Muhammad Rashid,Elvio G. Amparore,Enrico Ferrari,Damiano Verda
2024-03-26
Abstract:We investigate the use of a stratified sampling approach for LIME Image, a popular model-agnostic explainable AI method for computer vision tasks, in order to reduce the artifacts generated by typical Monte Carlo sampling. Such artifacts are due to the undersampling of the dependent variable in the synthetic neighborhood around the image being explained, which may result in inadequate explanations due to the impossibility of fitting a linear regressor on the sampled data. We then highlight a connection with the Shapley theory, where similar arguments about undersampling and sample relevance were suggested in the past. We derive all the formulas and adjustment factors required for an unbiased stratified sampling estimator. Experiments show the efficacy of the proposed approach.
Artificial Intelligence
What problem does this paper attempt to address?

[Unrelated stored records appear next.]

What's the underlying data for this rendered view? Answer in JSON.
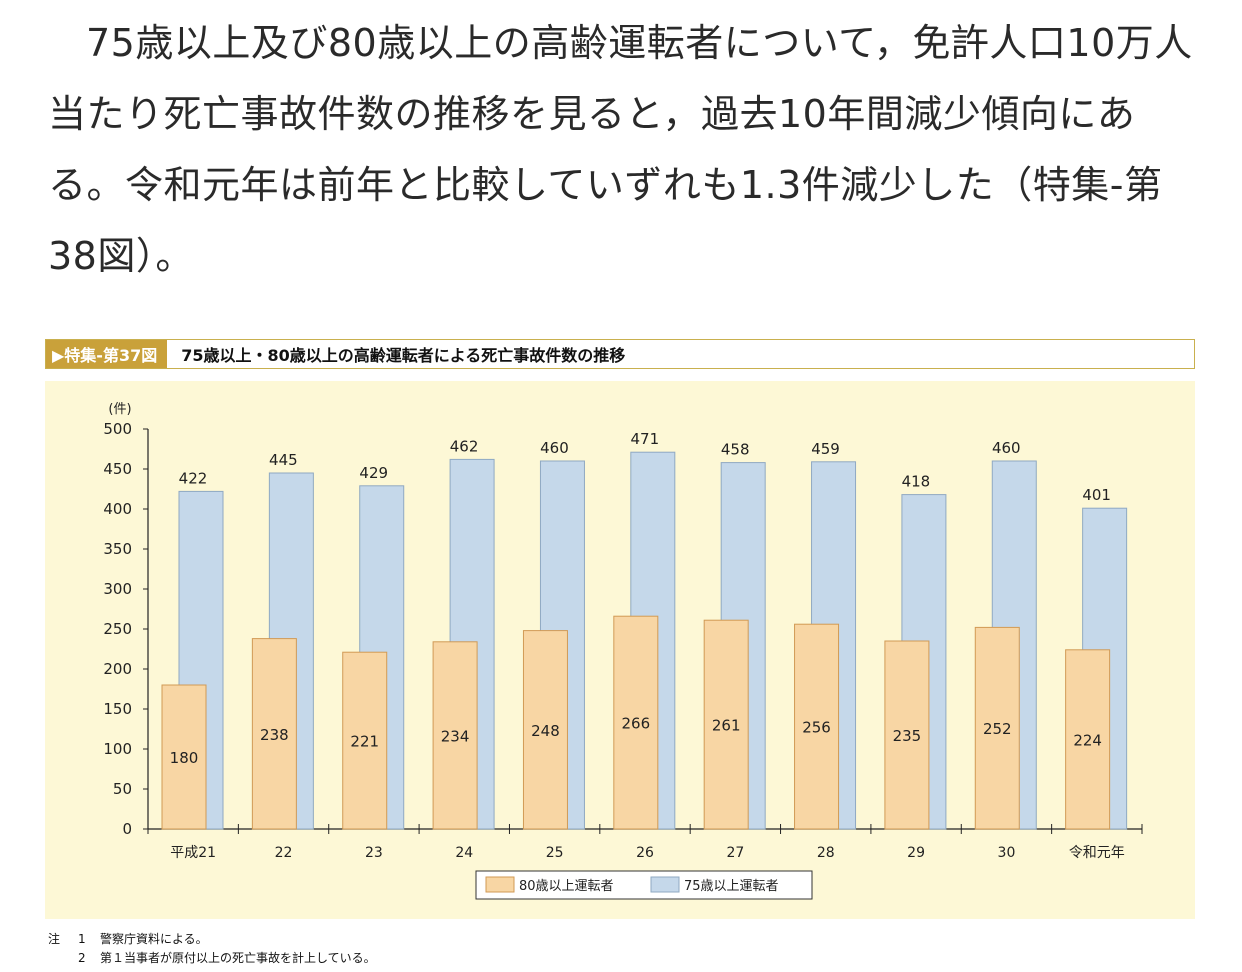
{
  "intro_text": "75歳以上及び80歳以上の高齢運転者について，免許人口10万人当たり死亡事故件数の推移を見ると，過去10年間減少傾向にある。令和元年は前年と比較していずれも1.3件減少した（特集-第38図）。",
  "figure": {
    "label": "▶特集-第37図",
    "title": "75歳以上・80歳以上の高齢運転者による死亡事故件数の推移"
  },
  "chart_data": {
    "type": "bar",
    "title": "75歳以上・80歳以上の高齢運転者による死亡事故件数の推移",
    "ylabel": "(件)",
    "xlabel": "",
    "ylim": [
      0,
      500
    ],
    "yticks": [
      0,
      50,
      100,
      150,
      200,
      250,
      300,
      350,
      400,
      450,
      500
    ],
    "categories": [
      "平成21",
      "22",
      "23",
      "24",
      "25",
      "26",
      "27",
      "28",
      "29",
      "30",
      "令和元年"
    ],
    "series": [
      {
        "name": "80歳以上運転者",
        "color": "#f8d6a4",
        "stroke": "#d19a55",
        "values": [
          180,
          238,
          221,
          234,
          248,
          266,
          261,
          256,
          235,
          252,
          224
        ]
      },
      {
        "name": "75歳以上運転者",
        "color": "#c5d8ea",
        "stroke": "#8fa9c2",
        "values": [
          422,
          445,
          429,
          462,
          460,
          471,
          458,
          459,
          418,
          460,
          401
        ]
      }
    ],
    "grid": false,
    "legend_position": "bottom-center"
  },
  "notes": [
    {
      "mark": "注",
      "num": "1",
      "text": "警察庁資料による。"
    },
    {
      "mark": "",
      "num": "2",
      "text": "第１当事者が原付以上の死亡事故を計上している。"
    }
  ]
}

### What problem does this paper attempt to solve? This paper primarily explores the sampling strategy issue in the LIME (Local Interpretable Model-agnostic Explanations) image explanation method. Specifically: 1. **Limitations of LIME Image Explanation**: - The paper points out that the traditional LIME image explanation method uses a Monte Carlo sampling strategy when generating synthetic neighborhoods, which may lead to uneven sample distribution in the synthetic neighborhood, especially when the number of superpixels is large. This uneven sampling can result in poor fitting of the linear regressor, leading to inaccurate explanations. 2. **Shortcomings of Monte Carlo Sampling**: - As the number of superpixels increases, Monte Carlo sampling tends to concentrate around the middle values, ignoring extreme cases. This means that local behavior (i.e., samples close to the input sample) is severely underestimated in the synthetic neighborhood, resulting in poor explanation performance. 3. **Issues with Dependent Variable Distribution**: - When the number of superpixels increases, the distribution of the dependent variable (i.e., classification scores) becomes flat, making it difficult for the linear regressor to fit the data well, resulting in confusing explanations. ### Solution: 1. **Stratified Sampling Strategy**: - The paper proposes a new method based on stratified sampling to overcome the above issues. By ensuring that samples within each stratum have an equal probability of being selected, the entire sample space can be better covered, thereby improving the quality of explanations. 2. **Adjustment Factor**: - To correct the bias introduced by stratified sampling, the paper introduces an adjustment factor to balance the oversampled data points. This allows the linear regressor to fit the samples more accurately. 3. **Experimental Validation**: - The paper validates the effectiveness of the stratified sampling method through a series of experiments and demonstrates its superior performance over traditional Monte Carlo sampling methods under different numbers of superpixels. In summary, this paper aims to improve the accuracy and stability of explanations by enhancing the sampling strategy in the LIME image explanation method.